If God doesn’t show up in our lives with fireworks, then we might be upset, even offended. “Don’t I deserve some clear signs? Some grand display? Should I be knocked off my horse so that God can get my attention and I can begin to be transformed into the saint that He wants me to be?”

Here’s the offensive part: no, you shouldn’t. You and I are not that important to deserve extra effort like that.

Now, before you all run to write downtown to tell the archbishop to take this new pastor away, let me follow that up with the reality of our faith. The fireworks are happening! They are happening for you and me – right now, right here! We are present for a miracle: here in this place, people who anywhere else would never come together sit side by side and hear the Word proclaimed; ideologically divergent people have something in common in this place. Strangers become friends here. And, best of all, Jesus becomes truly, physically, substantially present on our altar in the Eucharist.
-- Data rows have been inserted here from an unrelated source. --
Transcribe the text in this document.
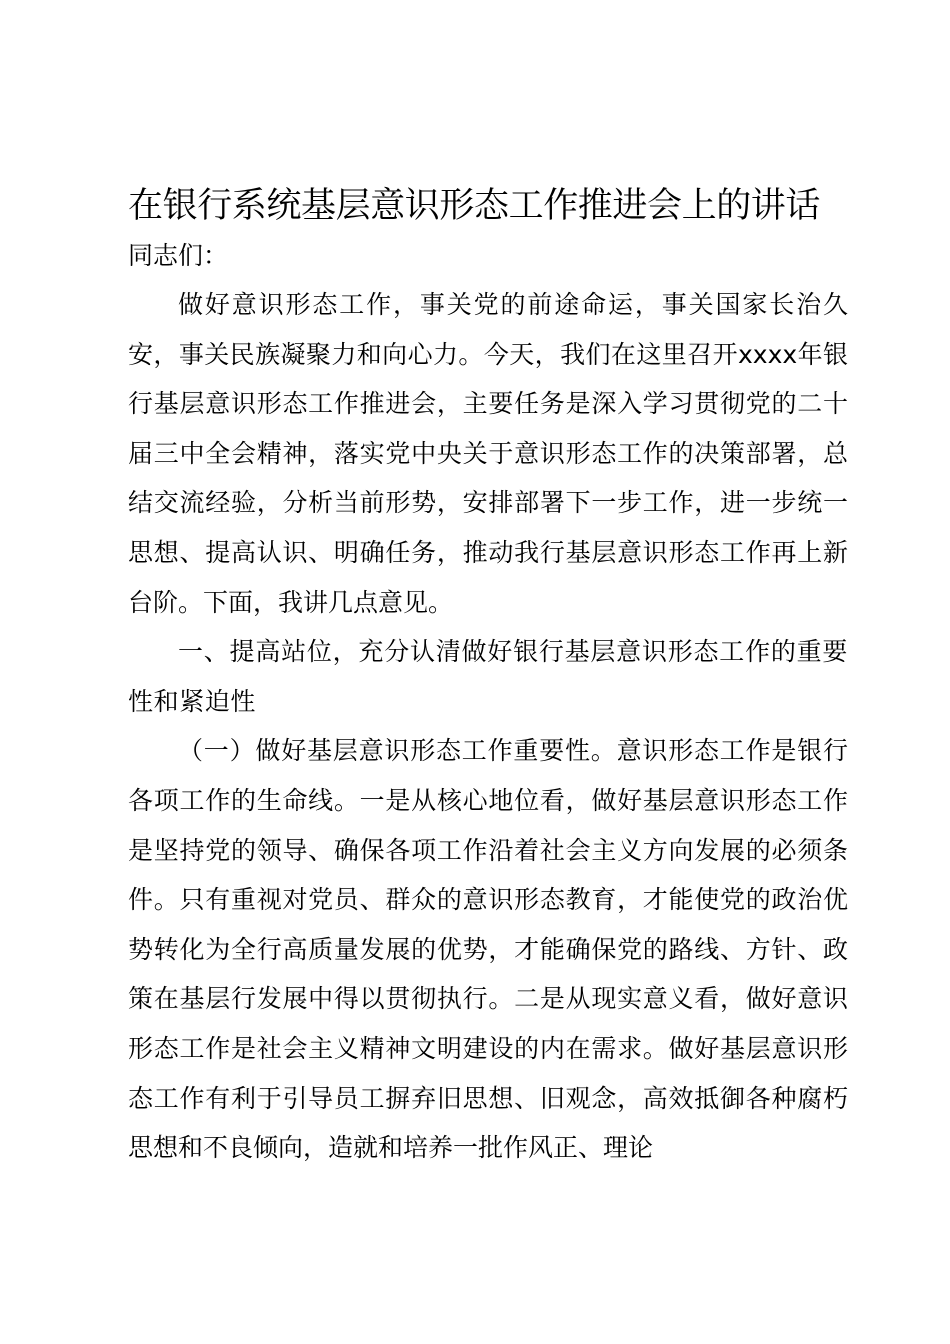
在银行系统基层意识形态工作推进会上的讲话
同志们：

做好意识形态工作，事关党的前途命运，事关国家长治久安，事关民族凝聚力和向心力。今天，我们在这里召开xxxx年银行基层意识形态工作推进会，主要任务是深入学习贯彻党的二十届三中全会精神，落实党中央关于意识形态工作的决策部署，总结交流经验，分析当前形势，安排部署下一步工作，进一步统一思想、提高认识、明确任务，推动我行基层意识形态工作再上新台阶。下面，我讲几点意见。

一、提高站位，充分认清做好银行基层意识形态工作的重要性和紧迫性

（一）做好基层意识形态工作重要性。意识形态工作是银行各项工作的生命线。一是从核心地位看，做好基层意识形态工作是坚持党的领导、确保各项工作沿着社会主义方向发展的必须条件。只有重视对党员、群众的意识形态教育，才能使党的政治优势转化为全行高质量发展的优势，才能确保党的路线、方针、政策在基层行发展中得以贯彻执行。二是从现实意义看，做好意识形态工作是社会主义精神文明建设的内在需求。做好基层意识形态工作有利于引导员工摒弃旧思想、旧观念，高效抵御各种腐朽思想和不良倾向，造就和培养一批作风正、理论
While that might be something to which we have become accustomed – even considering all of it ordinary – it is anything but ordinary. During this Year of the Eucharist, we focus on the Presence of Christ in our midst, and we encounter Him – just as the Apostles did, just as those Nazarenes did. But now, the Eucharist reminds us of how far God did go to get our attention and bring us to redemption. Maybe we are used to it – maybe we are too used to it. But they are fireworks, nevertheless. Together we are invited to participate in that miracle.